The Jane Austen Book Club

Still more Janeblogging! Sort of; rather than real Austen, this is all about the fluff. Yes, I saw The Jane Austen Book Club, and thanks to the magic of low expectations, I even enjoyed it.

[I liked a chick flick! Crap, am I gay? Not that there’s anything wrong with that, but it would be terribly inconvenient.]

Anyway. Five women and one guy (a handsome, charming, rich, and sensitive guy who likes older women1, it is worth pointing out) form a book club to discuss the novels of Jane Austen. They find their own lives and problems mirroring the books they’re reading (very vaguely and loosely), and with the aid and inspiration of said books are able to work out said problems (very unconvincingly, but that’s a quibble in this sort of movie).

It’s nice to see characters in a movie actually reading books, and not only reading them but caring about them and talking about them and thinking about them. Admittedly, their thoughts are on the shallow side—said the pot to the kettle; I’ve never had a deep thought in my life2—but it’s still nice.
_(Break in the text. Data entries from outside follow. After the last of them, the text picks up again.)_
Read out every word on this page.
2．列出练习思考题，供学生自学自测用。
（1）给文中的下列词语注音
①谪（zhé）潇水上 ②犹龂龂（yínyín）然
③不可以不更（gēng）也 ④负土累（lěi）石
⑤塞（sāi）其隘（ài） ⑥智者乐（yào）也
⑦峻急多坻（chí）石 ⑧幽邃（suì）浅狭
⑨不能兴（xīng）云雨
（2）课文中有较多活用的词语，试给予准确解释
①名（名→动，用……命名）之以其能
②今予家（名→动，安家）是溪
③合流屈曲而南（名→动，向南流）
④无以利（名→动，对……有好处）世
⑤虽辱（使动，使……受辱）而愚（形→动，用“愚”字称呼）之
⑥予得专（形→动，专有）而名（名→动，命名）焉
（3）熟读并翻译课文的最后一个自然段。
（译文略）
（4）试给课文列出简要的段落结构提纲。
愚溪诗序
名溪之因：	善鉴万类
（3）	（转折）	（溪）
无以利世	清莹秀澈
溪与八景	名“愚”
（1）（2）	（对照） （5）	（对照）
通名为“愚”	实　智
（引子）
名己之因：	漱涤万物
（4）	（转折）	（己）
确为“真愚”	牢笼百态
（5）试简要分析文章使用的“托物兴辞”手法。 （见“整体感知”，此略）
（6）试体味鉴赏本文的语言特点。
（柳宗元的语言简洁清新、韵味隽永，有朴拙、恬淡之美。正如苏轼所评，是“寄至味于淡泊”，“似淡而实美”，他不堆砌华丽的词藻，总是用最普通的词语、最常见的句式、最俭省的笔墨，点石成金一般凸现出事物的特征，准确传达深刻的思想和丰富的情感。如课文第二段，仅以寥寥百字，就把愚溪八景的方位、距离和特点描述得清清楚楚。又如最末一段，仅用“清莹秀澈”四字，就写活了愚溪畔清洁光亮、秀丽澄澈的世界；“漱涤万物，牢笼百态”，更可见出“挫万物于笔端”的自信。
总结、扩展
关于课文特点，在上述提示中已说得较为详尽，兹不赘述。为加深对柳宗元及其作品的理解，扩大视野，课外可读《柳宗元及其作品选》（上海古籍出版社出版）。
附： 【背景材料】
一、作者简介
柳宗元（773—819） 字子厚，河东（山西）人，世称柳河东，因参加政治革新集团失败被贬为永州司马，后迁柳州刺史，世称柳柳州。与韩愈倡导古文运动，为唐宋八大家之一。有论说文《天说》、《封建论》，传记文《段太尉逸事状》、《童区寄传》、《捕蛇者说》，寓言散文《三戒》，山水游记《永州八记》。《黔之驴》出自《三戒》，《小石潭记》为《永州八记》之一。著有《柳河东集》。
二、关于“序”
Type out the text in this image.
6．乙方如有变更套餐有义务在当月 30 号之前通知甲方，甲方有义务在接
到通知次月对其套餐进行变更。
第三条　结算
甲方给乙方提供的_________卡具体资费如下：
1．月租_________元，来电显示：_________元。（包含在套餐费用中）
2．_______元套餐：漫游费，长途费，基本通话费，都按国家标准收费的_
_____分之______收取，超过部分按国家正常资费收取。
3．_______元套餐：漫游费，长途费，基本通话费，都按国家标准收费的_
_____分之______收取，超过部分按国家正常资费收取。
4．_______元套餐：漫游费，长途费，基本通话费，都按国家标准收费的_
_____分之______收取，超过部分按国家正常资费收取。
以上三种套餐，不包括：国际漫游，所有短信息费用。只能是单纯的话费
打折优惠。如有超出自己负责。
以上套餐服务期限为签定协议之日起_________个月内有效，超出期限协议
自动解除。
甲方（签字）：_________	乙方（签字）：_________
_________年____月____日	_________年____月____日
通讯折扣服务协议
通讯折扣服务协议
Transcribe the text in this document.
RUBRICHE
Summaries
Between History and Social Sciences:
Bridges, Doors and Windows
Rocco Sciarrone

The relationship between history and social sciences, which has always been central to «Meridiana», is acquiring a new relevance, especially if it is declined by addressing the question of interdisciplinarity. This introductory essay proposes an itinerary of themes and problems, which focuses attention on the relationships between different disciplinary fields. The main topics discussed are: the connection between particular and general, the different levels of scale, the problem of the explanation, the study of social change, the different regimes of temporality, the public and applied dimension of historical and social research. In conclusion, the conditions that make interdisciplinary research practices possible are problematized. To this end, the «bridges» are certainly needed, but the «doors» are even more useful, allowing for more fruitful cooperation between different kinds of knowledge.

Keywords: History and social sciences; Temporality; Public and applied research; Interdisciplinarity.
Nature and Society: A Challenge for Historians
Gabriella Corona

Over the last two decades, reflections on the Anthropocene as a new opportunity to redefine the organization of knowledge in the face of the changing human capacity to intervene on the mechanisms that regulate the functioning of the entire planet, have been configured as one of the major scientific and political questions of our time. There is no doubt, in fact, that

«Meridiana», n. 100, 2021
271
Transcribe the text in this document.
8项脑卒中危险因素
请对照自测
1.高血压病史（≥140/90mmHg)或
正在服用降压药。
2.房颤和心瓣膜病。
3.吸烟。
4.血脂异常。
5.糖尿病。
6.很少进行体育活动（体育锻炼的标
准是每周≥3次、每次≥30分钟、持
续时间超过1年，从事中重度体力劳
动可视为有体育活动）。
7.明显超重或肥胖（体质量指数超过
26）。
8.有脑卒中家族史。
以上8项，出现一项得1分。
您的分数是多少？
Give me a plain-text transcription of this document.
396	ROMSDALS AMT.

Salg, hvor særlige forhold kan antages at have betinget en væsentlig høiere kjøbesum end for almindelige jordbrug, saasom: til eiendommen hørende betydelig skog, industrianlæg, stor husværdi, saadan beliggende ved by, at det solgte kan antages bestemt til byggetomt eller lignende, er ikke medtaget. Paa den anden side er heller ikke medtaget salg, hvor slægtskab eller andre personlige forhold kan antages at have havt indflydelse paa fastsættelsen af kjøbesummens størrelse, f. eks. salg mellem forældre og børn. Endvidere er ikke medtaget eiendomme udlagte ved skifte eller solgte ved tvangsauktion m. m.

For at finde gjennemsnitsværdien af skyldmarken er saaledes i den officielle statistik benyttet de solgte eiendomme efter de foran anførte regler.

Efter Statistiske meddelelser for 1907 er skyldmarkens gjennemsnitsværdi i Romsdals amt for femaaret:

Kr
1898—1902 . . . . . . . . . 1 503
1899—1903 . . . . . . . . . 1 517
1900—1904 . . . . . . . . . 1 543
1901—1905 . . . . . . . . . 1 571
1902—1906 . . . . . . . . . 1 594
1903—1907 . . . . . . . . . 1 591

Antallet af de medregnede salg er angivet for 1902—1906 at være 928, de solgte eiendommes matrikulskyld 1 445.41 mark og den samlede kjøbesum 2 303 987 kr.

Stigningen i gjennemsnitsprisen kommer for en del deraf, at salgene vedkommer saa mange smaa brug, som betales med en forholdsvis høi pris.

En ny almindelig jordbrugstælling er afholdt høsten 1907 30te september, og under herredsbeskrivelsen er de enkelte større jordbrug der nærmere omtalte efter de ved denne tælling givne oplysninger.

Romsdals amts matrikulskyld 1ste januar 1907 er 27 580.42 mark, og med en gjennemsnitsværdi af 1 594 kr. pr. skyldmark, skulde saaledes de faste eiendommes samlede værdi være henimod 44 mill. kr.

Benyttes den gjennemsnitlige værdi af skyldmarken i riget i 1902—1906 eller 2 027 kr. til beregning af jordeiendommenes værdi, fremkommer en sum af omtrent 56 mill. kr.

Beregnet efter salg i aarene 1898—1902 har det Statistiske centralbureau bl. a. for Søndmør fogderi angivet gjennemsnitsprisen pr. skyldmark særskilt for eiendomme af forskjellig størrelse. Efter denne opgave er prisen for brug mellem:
Usually in movies and on TV reading is something done only incidentally, or more often decorously left unmentioned, like using the bathroom or watching trashy television.3

What made the movie work for me, besides the low expectations, was mostly the very agreeable cast. Even when they were being charmingly annoying, Maria Bello and Amy Brenneman and Kathy Baker and Maggie Grace and Hugh Dancy were all just adorable. You sorta want to be their galpal (Damn! Still gay!). Of the central characters only Emily Blunt—so wonderful in the otherwise mediocre The Devil Wears Prada4—got a bum deal, forced to play the most unpleasant of our heroines, a pretentious, bitchy, and unhappy culture snob. Her unbearable superiority is indicated in part by the way she refers to Austen as “Jane”—but don’t we all do that?

The actors in minor roles fare less well. The great Lynn Redgrave is positively abused as Blunt’s mother, whose function in the story is to explain why Blunt is such a witch. Jimmy Smits and Mark Blucas, as the respectively unfaithful and insensitive husbands of Brenneman and Blunt, are treated with the usual clueless broadness reserved for husbands in this sort of story. Nancy Travis, whom I’ve liked ever since So I Married An Axe Murderer (no, really! I loved that movie!), is thrown away in a tiny part.

The Jane Austen Book Club has no particular insights into human nature, no great wit, and no characters I’ll remember in a month. If you want those, read Jane Austen. But if you’re looking for a pleasant time-waster you could do worse than this.

 

1 At least when they look like Maria Bello.
2 Actually, I did have one once. It was about modal logic.
3 Married With Children, Seinfeld, and The Simpsons being exceptions.
4 Emily Blunt, Stanley Tucci, and Meryl Streep seemed to be in a completely different, much better, movie than Anne Hathaway. My first thought was that a script doctor had worked over an originally flat screenplay, but hadn’t gotten to the whole thing. It turns out that at least Blunt improvised many of her lines.